Rusfandi memaparkan seberapa Penting sertifikat halal bagi para pelaku usaha. Menurutnya kepemilikan sertifikat halal sangat penting dan sangat berdampak baik bagi pelaku usaha.

1. Amanat UU
Sebagai warga negara, tentu diharuskan untuk memenuhi perintah undang-undang.

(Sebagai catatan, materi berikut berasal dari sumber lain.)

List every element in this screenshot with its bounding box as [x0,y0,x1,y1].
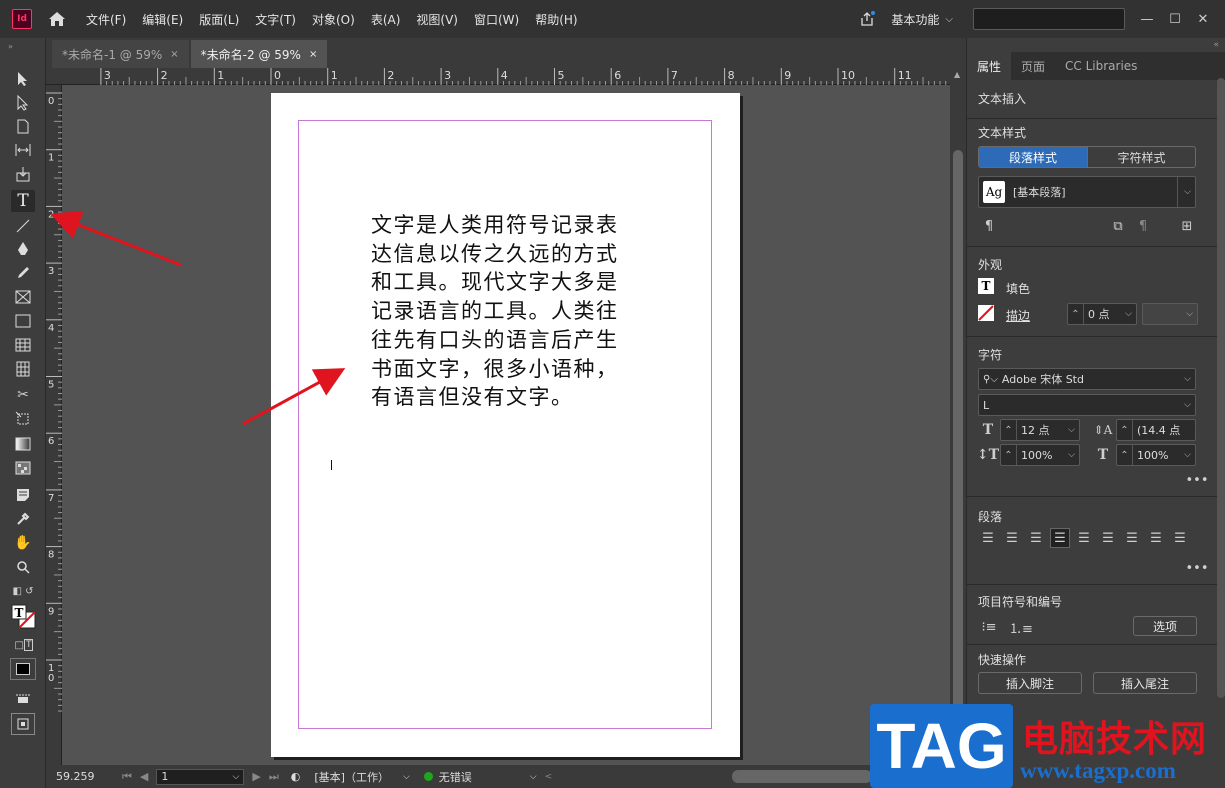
arrow-to-type-tool [50,210,182,267]
horizontal-scroll-thumb[interactable] [732,770,872,783]
font-style-value: L [983,398,990,412]
font-family-value: Adobe 宋体 Std [1001,373,1084,386]
vertical-scrollbar[interactable]: ▲ [950,68,966,765]
paragraph-heading: 段落 [978,510,1003,524]
tab-pages[interactable]: 页面 [1011,52,1055,80]
master-status: [基本]（工作） [314,770,389,784]
vertical-scale-field[interactable]: ⌃ 100% ⌵ [1000,444,1080,466]
justify-right-icon[interactable]: ☰ [1098,528,1118,548]
options-button[interactable]: 选项 [1133,616,1197,636]
page-number-field[interactable]: 1 ⌵ [156,768,245,785]
horizontal-scale-field[interactable]: ⌃ 100% ⌵ [1116,444,1196,466]
tab-properties[interactable]: 属性 [967,52,1012,80]
load-styles-icon[interactable]: ⧉ [1110,218,1126,234]
paragraph-alignment: ☰ ☰ ☰ ☰ ☰ ☰ ☰ ☰ ☰ [978,528,1190,548]
leading-value: (14.4 点 [1137,424,1181,437]
insert-footnote-button[interactable]: 插入脚注 [978,672,1082,694]
justify-left-icon[interactable]: ☰ [1050,528,1070,548]
align-toward-spine-icon[interactable]: ☰ [1146,528,1166,548]
clear-overrides-icon[interactable]: ¶ [981,218,997,234]
tab-cc-libraries[interactable]: CC Libraries [1055,52,1147,80]
watermark: TAG 电脑技术网 www.tagxp.com [870,704,1225,788]
prev-page-icon[interactable]: ◀ [140,770,148,783]
status-bar: 59.259 ⏮ ◀ 1 ⌵ ▶ ⏭ ◐ [基本]（工作） ⌵ 无错误 ⌵ < [46,765,966,788]
text-style-heading: 文本样式 [978,126,1027,140]
vertical-scale-value: 100% [1021,448,1053,462]
stroke-weight-field[interactable]: ⌃ 0 点 ⌵ [1067,303,1137,325]
quick-actions-heading: 快速操作 [978,653,1027,667]
leading-icon: ⇕A [1093,423,1113,437]
watermark-title: 电脑技术网 [1022,719,1208,760]
preflight-status[interactable]: 无错误 [439,769,472,785]
zoom-value: 59.259 [56,770,95,783]
leading-field[interactable]: ⌃ (14.4 点 [1116,419,1196,441]
last-page-icon[interactable]: ⏭ [269,770,279,784]
text-insert-label: 文本插入 [978,92,1027,106]
arrow-to-text [242,368,346,426]
insert-endnote-button[interactable]: 插入尾注 [1093,672,1197,694]
style-type-toggle: 段落样式 字符样式 [978,146,1196,168]
scroll-thumb[interactable] [953,150,963,750]
fill-label: 填色 [1006,282,1031,296]
next-page-icon[interactable]: ▶ [252,770,260,783]
style-action-icon[interactable]: ¶ [1135,218,1151,234]
align-center-icon[interactable]: ☰ [1002,528,1022,548]
font-size-value: 12 点 [1021,424,1050,437]
paragraph-styles-tab[interactable]: 段落样式 [979,147,1087,167]
more-options-icon[interactable]: ••• [1186,561,1209,576]
font-family-dropdown[interactable]: ⚲⌵ Adobe 宋体 Std ⌵ [978,368,1196,390]
more-options-icon[interactable]: ••• [1186,473,1209,488]
first-page-icon[interactable]: ⏮ [122,770,132,784]
scroll-left-icon[interactable]: < [545,772,553,782]
tag-logo: TAG [870,704,1013,788]
justify-center-icon[interactable]: ☰ [1074,528,1094,548]
font-size-icon: T [982,422,994,438]
paragraph-style-dropdown[interactable]: Ag [基本段落] ⌵ [978,176,1196,208]
new-style-icon[interactable]: ⊞ [1179,218,1195,234]
chevron-down-icon[interactable]: ⌵ [530,772,537,782]
zoom-field[interactable]: 59.259 [52,769,110,785]
numbered-list-icon[interactable]: ⒈≡ [1009,618,1033,637]
watermark-url: www.tagxp.com [1020,758,1176,783]
align-away-spine-icon[interactable]: ☰ [1170,528,1190,548]
fill-swatch-icon[interactable]: T [978,278,994,294]
justify-all-icon[interactable]: ☰ [1122,528,1142,548]
stroke-label[interactable]: 描边 [1006,307,1030,324]
panel-scrollbar[interactable] [1217,78,1225,698]
appearance-heading: 外观 [978,258,1003,272]
character-heading: 字符 [978,348,1003,362]
horizontal-scale-value: 100% [1137,448,1169,462]
stroke-swatch-icon[interactable] [978,305,994,321]
bulleted-list-icon[interactable]: ⁝≡ [980,618,998,636]
align-left-icon[interactable]: ☰ [978,528,998,548]
view-icon[interactable]: ◐ [291,770,301,783]
font-size-field[interactable]: ⌃ 12 点 ⌵ [1000,419,1080,441]
bullets-heading: 项目符号和编号 [978,595,1063,609]
paragraph-style-value: [基本段落] [1013,186,1066,199]
align-right-icon[interactable]: ☰ [1026,528,1046,548]
collapse-icon[interactable]: « [1213,40,1219,50]
properties-panel: « 属性 页面 CC Libraries 文本插入 文本样式 段落样式 字符样式… [966,38,1225,788]
vertical-scale-icon: ↕T [976,447,1000,463]
search-icon: ⚲⌵ [983,373,998,385]
style-preview-icon: Ag [983,181,1005,203]
character-styles-tab[interactable]: 字符样式 [1087,147,1195,167]
horizontal-scale-icon: T [1097,447,1109,463]
font-style-dropdown[interactable]: L ⌵ [978,394,1196,416]
page-number: 1 [161,770,169,783]
stroke-weight-value: 0 点 [1088,308,1110,321]
chevron-down-icon[interactable]: ⌵ [403,772,410,782]
status-dot-icon [423,772,433,781]
stroke-type-dropdown[interactable]: ⌵ [1142,303,1198,325]
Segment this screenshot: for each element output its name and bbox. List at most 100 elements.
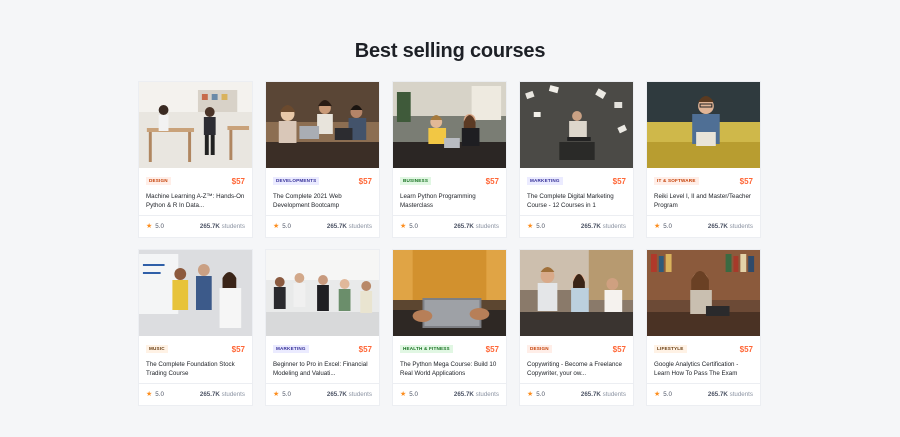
- course-price: $57: [739, 176, 753, 186]
- course-title[interactable]: Learn Python Programming Masterclass: [400, 192, 499, 210]
- students-label: students: [729, 391, 753, 398]
- course-footer: ★ 5.0 265.7K students: [520, 383, 633, 405]
- course-card[interactable]: BUSINESS $57 Learn Python Programming Ma…: [392, 81, 507, 238]
- students-number: 265.7K: [199, 223, 220, 230]
- course-title[interactable]: The Complete Foundation Stock Trading Co…: [146, 360, 245, 378]
- star-icon: ★: [146, 223, 153, 230]
- students-number: 265.7K: [453, 391, 474, 398]
- star-icon: ★: [146, 391, 153, 398]
- star-icon: ★: [400, 223, 407, 230]
- course-title[interactable]: The Complete Digital Marketing Course - …: [527, 192, 626, 210]
- course-rating: ★ 5.0: [273, 391, 291, 398]
- course-price: $57: [358, 344, 372, 354]
- course-grid: DESIGN $57 Machine Learning A-Z™: Hands-…: [138, 81, 761, 406]
- course-price: $57: [358, 176, 372, 186]
- students-count: 265.7K students: [200, 223, 245, 230]
- rating-value: 5.0: [282, 391, 291, 398]
- course-thumbnail[interactable]: [393, 82, 506, 168]
- star-icon: ★: [273, 391, 280, 398]
- course-card[interactable]: IT & SOFTWARE $57 Reiki Level I, II and …: [646, 81, 761, 238]
- students-count: 265.7K students: [327, 223, 372, 230]
- category-badge[interactable]: MARKETING: [273, 344, 309, 354]
- rating-value: 5.0: [155, 391, 164, 398]
- category-badge[interactable]: DESIGN: [527, 344, 552, 354]
- course-footer: ★ 5.0 265.7K students: [520, 215, 633, 237]
- course-footer: ★ 5.0 265.7K students: [393, 215, 506, 237]
- course-footer: ★ 5.0 265.7K students: [139, 215, 252, 237]
- students-number: 265.7K: [326, 391, 347, 398]
- rating-value: 5.0: [536, 223, 545, 230]
- course-thumbnail[interactable]: [266, 250, 379, 336]
- course-card[interactable]: DESIGN $57 Machine Learning A-Z™: Hands-…: [138, 81, 253, 238]
- course-title[interactable]: The Python Mega Course: Build 10 Real Wo…: [400, 360, 499, 378]
- course-thumbnail[interactable]: [647, 82, 760, 168]
- students-count: 265.7K students: [708, 223, 753, 230]
- students-label: students: [475, 391, 499, 398]
- students-number: 265.7K: [326, 223, 347, 230]
- students-number: 265.7K: [580, 391, 601, 398]
- students-number: 265.7K: [453, 223, 474, 230]
- course-rating: ★ 5.0: [400, 391, 418, 398]
- course-thumbnail[interactable]: [647, 250, 760, 336]
- course-rating: ★ 5.0: [527, 391, 545, 398]
- course-title[interactable]: Copywriting - Become a Freelance Copywri…: [527, 360, 626, 378]
- course-title[interactable]: Machine Learning A-Z™: Hands-On Python &…: [146, 192, 245, 210]
- course-thumbnail[interactable]: [139, 82, 252, 168]
- category-badge[interactable]: DEVELOPMENTS: [273, 176, 320, 186]
- students-count: 265.7K students: [581, 391, 626, 398]
- category-badge[interactable]: LIFESTYLE: [654, 344, 687, 354]
- course-price: $57: [612, 176, 626, 186]
- star-icon: ★: [273, 223, 280, 230]
- category-badge[interactable]: HEALTH & FITNESS: [400, 344, 453, 354]
- course-card[interactable]: MARKETING $57 Beginner to Pro in Excel: …: [265, 249, 380, 406]
- star-icon: ★: [654, 223, 661, 230]
- course-card[interactable]: MUSIC $57 The Complete Foundation Stock …: [138, 249, 253, 406]
- course-footer: ★ 5.0 265.7K students: [647, 215, 760, 237]
- students-label: students: [602, 223, 626, 230]
- course-thumbnail[interactable]: [393, 250, 506, 336]
- course-footer: ★ 5.0 265.7K students: [139, 383, 252, 405]
- course-title[interactable]: The Complete 2021 Web Development Bootca…: [273, 192, 372, 210]
- students-number: 265.7K: [199, 391, 220, 398]
- course-footer: ★ 5.0 265.7K students: [647, 383, 760, 405]
- course-title[interactable]: Google Analytics Certification - Learn H…: [654, 360, 753, 378]
- course-title[interactable]: Reiki Level I, II and Master/Teacher Pro…: [654, 192, 753, 210]
- course-thumbnail[interactable]: [139, 250, 252, 336]
- course-card[interactable]: MARKETING $57 The Complete Digital Marke…: [519, 81, 634, 238]
- students-label: students: [348, 391, 372, 398]
- course-thumbnail[interactable]: [266, 82, 379, 168]
- course-price: $57: [231, 176, 245, 186]
- category-badge[interactable]: MARKETING: [527, 176, 563, 186]
- course-price: $57: [231, 344, 245, 354]
- course-title[interactable]: Beginner to Pro in Excel: Financial Mode…: [273, 360, 372, 378]
- students-count: 265.7K students: [708, 391, 753, 398]
- category-badge[interactable]: MUSIC: [146, 344, 168, 354]
- students-count: 265.7K students: [454, 391, 499, 398]
- course-price: $57: [739, 344, 753, 354]
- course-thumbnail[interactable]: [520, 82, 633, 168]
- rating-value: 5.0: [409, 223, 418, 230]
- course-price: $57: [612, 344, 626, 354]
- students-label: students: [221, 223, 245, 230]
- rating-value: 5.0: [282, 223, 291, 230]
- course-card[interactable]: DESIGN $57 Copywriting - Become a Freela…: [519, 249, 634, 406]
- rating-value: 5.0: [663, 391, 672, 398]
- course-rating: ★ 5.0: [527, 223, 545, 230]
- course-card[interactable]: HEALTH & FITNESS $57 The Python Mega Cou…: [392, 249, 507, 406]
- course-thumbnail[interactable]: [520, 250, 633, 336]
- students-label: students: [475, 223, 499, 230]
- students-count: 265.7K students: [581, 223, 626, 230]
- course-rating: ★ 5.0: [654, 391, 672, 398]
- course-card[interactable]: DEVELOPMENTS $57 The Complete 2021 Web D…: [265, 81, 380, 238]
- category-badge[interactable]: IT & SOFTWARE: [654, 176, 699, 186]
- students-label: students: [348, 223, 372, 230]
- section-title: Best selling courses: [354, 40, 546, 62]
- students-number: 265.7K: [707, 391, 728, 398]
- category-badge[interactable]: DESIGN: [146, 176, 171, 186]
- course-rating: ★ 5.0: [273, 223, 291, 230]
- course-card[interactable]: LIFESTYLE $57 Google Analytics Certifica…: [646, 249, 761, 406]
- course-rating: ★ 5.0: [400, 223, 418, 230]
- students-number: 265.7K: [707, 223, 728, 230]
- rating-value: 5.0: [409, 391, 418, 398]
- category-badge[interactable]: BUSINESS: [400, 176, 432, 186]
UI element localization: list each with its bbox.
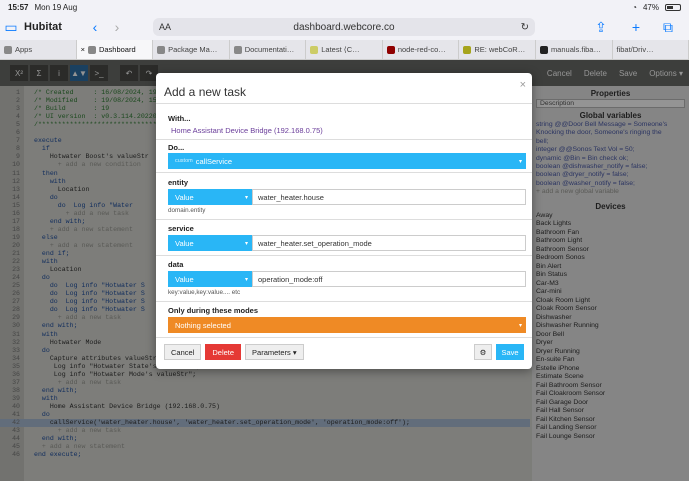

Dalam UU No. 33 tahun 2014 diatur tentang, Prodak yang masuk di Indonesia dan diperdagangkan wajib memiliki sertifikat halal sesuai dengan ketentuan di PP 3 tahun 2021.

“Produk makanan atau minuman, kemudian hasil sembelihan, jasa sembelihan, termasuk bahan penolong, bahan baku makanan dan minuman, wajib bersertifikat halal,” jelasnya dalam paparannya.

2. Jaminan Bagi Konsumen tentang Bahan Halal yang digunakan.
Dengan adanya sertifikat halal, maka dapat dijamin mulai dari bahan hingga proses produksinya dilakukan dengan cara atau bahan yang halal dan aman untuk dikonsumsi.

3. Jaringan Pemasarannya Lebih Luas
Dengan adanya jaminan sertifikat halal, maka akan memudahkan pengusaha untuk memasarkan prodaknya lebih luas, seperti pasar moderen hypermart, indomaret, Alfamidi dan sebagainya.

“Per 17 Oktober 2024, semua produk makanan dan minuman, bahan baku, bahan tambahan pangan, dan bahan penolong untuk produk makanan dan minuman hasil sembelihan dan jasa penyembelihan harus bersertifikat halal sebagaimana diatur uu no 33 tahun 2014,” ungkapnya.

Olehnya pihaknya menghimbau para pelaku usaha seperti UMKM, Rumah Makan, rumah Pemotongan untuk mengajukan pendaftaran sertifikasi Halal.

“Sebenarnya ditahun 2022 kami gencar melakukan sosialisasi dan bekerjasama dengan pemerintah kota dan daerah,” terangnya. *(ST).